Once the excess foliage has been removed (‘thinned out’) from the branches of a Juniper bonsai, the structure of the tree can be seen clearly and it is possible to coil wire around the branches in order that they can then be repositioned.
The remaining shoots all over the tree require removal of the foliage along their length leaving flattened ‘pads’ of foliage at their tips. It can be a difficult process to carry out when first applied as it runs contrary to what many enthusiasts first learn about pruning back Juniper foliage.
Two Juniper shoots cleaned and ready for wiring and laying out
The tiny foliage mass at the tip of each shoot must be flattened into a lozenge-shape (when seen from the front) and this also requires that all downward and upward-growing foliage is also pruned back.
The newly thinned out branches of a Juniper bonsai, note the otherwise bare shoots carry sprays of foliage at their tips.
Arranging the Foliage Mass
The next task in arranging the branches of a Juniper bonsai is to wire and arrange or ‘lay-out’ the foliage mass. As has been described, during the process of thinning out the foliage, I had also created a large number of secondary and tertiary branches that each carried a small pad of foliage at its tip. Each and every foliage-carrying branch then needed to be wired and its pad positioned so that it became part of a much larger mass of pads.
A secondary branch consisting of 7 tertiary branches, each carrying a pad of foliage, fanned out to create one large foliage pad.
When seen from above, the foliage on this tree looks relatively sparse and unattractive.

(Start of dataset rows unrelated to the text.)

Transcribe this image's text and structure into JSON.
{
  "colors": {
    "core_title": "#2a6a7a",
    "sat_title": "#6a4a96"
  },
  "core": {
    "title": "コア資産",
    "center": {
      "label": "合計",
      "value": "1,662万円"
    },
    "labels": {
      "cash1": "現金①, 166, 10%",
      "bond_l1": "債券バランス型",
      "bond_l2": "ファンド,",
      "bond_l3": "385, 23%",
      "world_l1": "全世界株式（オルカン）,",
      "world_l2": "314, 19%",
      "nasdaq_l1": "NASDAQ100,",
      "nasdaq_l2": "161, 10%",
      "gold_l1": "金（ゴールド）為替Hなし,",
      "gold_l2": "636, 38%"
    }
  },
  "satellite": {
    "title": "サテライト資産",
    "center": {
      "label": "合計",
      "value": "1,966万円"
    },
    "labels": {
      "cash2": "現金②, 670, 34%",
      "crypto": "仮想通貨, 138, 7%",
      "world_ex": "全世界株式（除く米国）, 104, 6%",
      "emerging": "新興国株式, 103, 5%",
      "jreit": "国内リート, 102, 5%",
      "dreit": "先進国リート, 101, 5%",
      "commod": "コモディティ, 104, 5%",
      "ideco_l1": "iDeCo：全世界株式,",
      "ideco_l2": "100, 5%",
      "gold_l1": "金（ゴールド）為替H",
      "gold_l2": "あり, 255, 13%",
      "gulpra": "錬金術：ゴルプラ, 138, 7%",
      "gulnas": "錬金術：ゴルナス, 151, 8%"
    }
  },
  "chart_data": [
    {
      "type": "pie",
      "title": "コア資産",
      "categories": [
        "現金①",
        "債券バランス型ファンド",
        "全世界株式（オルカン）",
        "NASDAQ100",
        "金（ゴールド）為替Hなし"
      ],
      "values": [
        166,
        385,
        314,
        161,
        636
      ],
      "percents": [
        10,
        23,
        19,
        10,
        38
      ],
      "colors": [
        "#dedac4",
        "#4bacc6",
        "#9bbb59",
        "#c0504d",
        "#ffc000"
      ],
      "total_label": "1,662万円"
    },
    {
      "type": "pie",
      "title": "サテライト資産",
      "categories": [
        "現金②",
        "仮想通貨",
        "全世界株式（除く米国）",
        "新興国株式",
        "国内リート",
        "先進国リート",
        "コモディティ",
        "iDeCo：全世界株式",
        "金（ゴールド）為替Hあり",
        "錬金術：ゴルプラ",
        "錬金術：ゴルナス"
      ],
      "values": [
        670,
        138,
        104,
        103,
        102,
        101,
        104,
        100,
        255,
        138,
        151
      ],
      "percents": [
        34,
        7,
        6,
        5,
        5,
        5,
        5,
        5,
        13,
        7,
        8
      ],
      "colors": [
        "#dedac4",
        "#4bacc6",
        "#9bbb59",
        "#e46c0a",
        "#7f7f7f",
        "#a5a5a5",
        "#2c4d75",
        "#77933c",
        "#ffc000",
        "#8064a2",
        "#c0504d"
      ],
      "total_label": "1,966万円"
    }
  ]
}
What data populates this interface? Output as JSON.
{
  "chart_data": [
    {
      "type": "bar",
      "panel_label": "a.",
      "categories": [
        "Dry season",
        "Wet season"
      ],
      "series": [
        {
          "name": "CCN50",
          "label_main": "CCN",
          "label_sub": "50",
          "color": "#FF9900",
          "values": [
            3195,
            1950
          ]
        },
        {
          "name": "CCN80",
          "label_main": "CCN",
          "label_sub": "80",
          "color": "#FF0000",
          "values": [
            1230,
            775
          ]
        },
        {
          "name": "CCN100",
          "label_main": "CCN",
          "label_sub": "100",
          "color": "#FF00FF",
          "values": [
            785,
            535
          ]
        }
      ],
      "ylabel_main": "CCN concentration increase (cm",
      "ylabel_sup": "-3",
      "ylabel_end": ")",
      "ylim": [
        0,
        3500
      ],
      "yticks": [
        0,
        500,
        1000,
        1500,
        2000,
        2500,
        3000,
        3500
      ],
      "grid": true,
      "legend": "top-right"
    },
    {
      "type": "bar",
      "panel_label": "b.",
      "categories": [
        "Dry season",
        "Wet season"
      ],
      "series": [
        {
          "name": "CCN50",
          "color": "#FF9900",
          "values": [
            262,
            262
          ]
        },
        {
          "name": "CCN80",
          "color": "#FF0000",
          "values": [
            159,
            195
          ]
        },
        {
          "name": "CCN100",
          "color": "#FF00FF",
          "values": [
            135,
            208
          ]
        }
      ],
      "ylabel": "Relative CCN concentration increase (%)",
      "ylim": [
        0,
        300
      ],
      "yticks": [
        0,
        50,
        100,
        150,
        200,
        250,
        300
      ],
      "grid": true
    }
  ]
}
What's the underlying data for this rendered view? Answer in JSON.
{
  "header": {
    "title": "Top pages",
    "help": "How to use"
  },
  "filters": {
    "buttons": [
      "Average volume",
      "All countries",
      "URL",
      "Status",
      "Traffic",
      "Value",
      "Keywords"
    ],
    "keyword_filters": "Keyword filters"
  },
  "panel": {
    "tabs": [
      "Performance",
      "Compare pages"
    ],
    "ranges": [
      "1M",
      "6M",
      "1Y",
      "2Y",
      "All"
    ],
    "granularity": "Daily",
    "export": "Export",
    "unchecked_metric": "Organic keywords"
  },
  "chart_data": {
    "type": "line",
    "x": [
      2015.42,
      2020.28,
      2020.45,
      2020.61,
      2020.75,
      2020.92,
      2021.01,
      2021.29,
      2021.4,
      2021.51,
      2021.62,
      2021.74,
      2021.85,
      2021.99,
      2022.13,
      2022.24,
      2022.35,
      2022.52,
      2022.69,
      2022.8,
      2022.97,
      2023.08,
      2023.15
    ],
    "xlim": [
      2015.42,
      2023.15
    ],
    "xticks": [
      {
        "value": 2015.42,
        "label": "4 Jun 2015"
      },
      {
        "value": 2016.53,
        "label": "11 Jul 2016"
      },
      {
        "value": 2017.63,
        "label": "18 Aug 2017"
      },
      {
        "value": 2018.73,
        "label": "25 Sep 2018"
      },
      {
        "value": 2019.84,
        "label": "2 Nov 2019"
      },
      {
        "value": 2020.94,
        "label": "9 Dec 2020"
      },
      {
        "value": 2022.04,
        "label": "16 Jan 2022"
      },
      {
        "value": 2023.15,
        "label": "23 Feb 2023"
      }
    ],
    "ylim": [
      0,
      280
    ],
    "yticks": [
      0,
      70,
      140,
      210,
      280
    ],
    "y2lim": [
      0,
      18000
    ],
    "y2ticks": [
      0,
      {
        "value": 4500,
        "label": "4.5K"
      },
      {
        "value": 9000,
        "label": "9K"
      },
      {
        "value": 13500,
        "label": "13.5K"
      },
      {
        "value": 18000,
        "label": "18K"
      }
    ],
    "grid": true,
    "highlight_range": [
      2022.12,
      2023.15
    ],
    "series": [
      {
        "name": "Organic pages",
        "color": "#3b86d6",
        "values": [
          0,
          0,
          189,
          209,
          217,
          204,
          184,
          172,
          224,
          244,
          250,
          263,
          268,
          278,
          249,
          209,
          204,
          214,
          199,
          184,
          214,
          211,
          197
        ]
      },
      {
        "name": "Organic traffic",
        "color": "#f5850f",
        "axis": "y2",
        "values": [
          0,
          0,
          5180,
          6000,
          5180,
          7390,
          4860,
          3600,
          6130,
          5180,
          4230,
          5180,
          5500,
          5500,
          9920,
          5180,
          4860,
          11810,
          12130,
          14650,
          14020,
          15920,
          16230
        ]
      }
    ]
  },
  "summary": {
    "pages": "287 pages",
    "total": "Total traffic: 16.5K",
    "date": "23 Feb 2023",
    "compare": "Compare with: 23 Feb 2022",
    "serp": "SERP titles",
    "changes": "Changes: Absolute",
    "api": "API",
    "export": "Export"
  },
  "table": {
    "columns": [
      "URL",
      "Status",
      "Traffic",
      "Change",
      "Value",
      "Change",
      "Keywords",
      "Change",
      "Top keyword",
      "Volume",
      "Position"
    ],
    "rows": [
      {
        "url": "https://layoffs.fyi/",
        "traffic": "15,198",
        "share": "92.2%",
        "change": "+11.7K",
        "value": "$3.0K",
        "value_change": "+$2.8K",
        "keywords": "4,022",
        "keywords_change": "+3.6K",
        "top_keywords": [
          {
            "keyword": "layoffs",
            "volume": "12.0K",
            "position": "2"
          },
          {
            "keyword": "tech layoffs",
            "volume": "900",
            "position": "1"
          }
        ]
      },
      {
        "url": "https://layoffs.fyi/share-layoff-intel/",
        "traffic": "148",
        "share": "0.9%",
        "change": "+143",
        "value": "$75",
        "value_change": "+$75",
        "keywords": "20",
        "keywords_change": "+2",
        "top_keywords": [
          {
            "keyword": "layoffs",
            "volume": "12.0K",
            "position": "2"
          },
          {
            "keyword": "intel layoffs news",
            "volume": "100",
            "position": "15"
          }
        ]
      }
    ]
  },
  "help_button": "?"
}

Over time and with regularly pruning, the foliage pad or ‘cloud’ will now become denser, better ramified and beautiful.
The same foliage pad seen from the front of the bonsai
However, when seen from the front of the tree, the same 7 small pads of foliage fanned out together, have created a larger foliage pad or ‘cloud’ and one that is worthy of a good quality bonsai.
The fanned out branchlets of a Chinese Juniper
The foliage of this Chinese Juniper has been thinned out, each of the small shoots left carrying a tuft of foliage, wired and then laid-out as previously described.
The same area of the Juniper foliage mass as seen from the front of the tree.
As each individual tertiary foliage is pruned and its tips pinched out over the coming years, it will become denser and be allowed to almost merge with its neighbours, creating an attractive mass of green foliage.
Laying out the branches of a Juniper bonsai
Always start with the lowest or first branch as this dictates the shape and style of the foliage mass as a whole. First the primary branch was wired and placed, followed by its secondary branches and then their tertiary branches, before beginning to work on the next primary branch up on the trunk. This process continues, always working upwards towards the crown until the entire foliage mass has been laid out.
Chinese Juniper bonsai foliage being laid-out by the author as part of the styling of this tree during 2012.
The Chinese Juniper after laying out all the foliage, as seen from above. From this view it is possible to see the ‘workings’ of the foliage mass.
When seen from the front, all of the various elements of foliage mass come together to make a whole.
This part of designing and styling a Juniper is a time-consuming process (the foliage mass of the Chinese Juniper above took approximately 8 hours to arrange) but is also essential if the bonsai is to have distinct shape and form and not simply be a shapeless mass of foliage.
And the results can be quite simply stunning.